On my first two months, our team was basically doing oncall and trying to delivery something between the shifts. Every member was primary oncall for a whole week every month and another week “ops” oncall (what meant work on tasks no one wanted to “keep the lights on”). Oncall was heavy, a couple of tickets per hour, but our shift would last only from 8-16 every day. A bit better than 24 hours setup.
The environment was very nice, 8 hours of work and that’s it, no long hours, no crazy amount of performance review. Everybody was entitle to make mistakes and learn from them.
§ 2017 - 2019
As it’s publicly known, life at Amazon is not always easy. The team on our side had pretty bad managers. People were having a lot of trouble and it was public that the whole team was not happy. Most people end up leaving the company. Including very good friends of mine.
Our team had some problems in the past as well, especially regarding people in the USA. They would see at the beginning our team as “the folks who do oncall during our night” and for a long time, we had to fight for good projects.
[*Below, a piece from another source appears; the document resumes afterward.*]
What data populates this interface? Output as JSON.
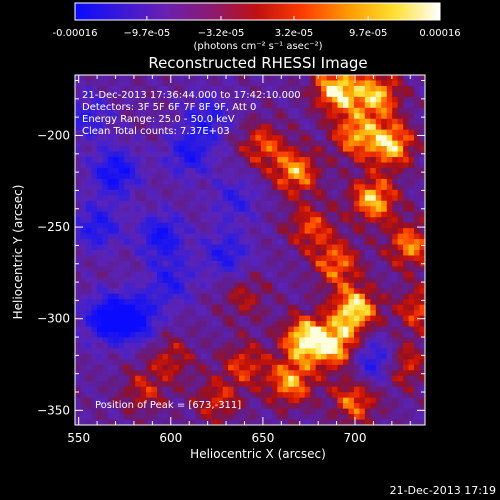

This made some folks on our team to leave the company or try to find new organizations sinde Amazon.
That changed with upper management, even the product changed. When I joined, the engineers were 100% focused on delivering new features. With the new managers, we started focusing on making Redshift stable first (our oncalls were pretty hard, with hundreds of tickets per week). Also, automation was finally priority and we were given green light to implement our ideas of oncall improvement.
Our local manager was also pretty good so we never had similar issues as the “team on our side”. He was the type of manager that you can trust.
Our team also incresead size and a new office was open in Berlin. I had the opportunity to train some folks there. Oncall was reduced to a few days ever 2 months. Sometimes not even that, since we were onboarding more and more people in Berlin.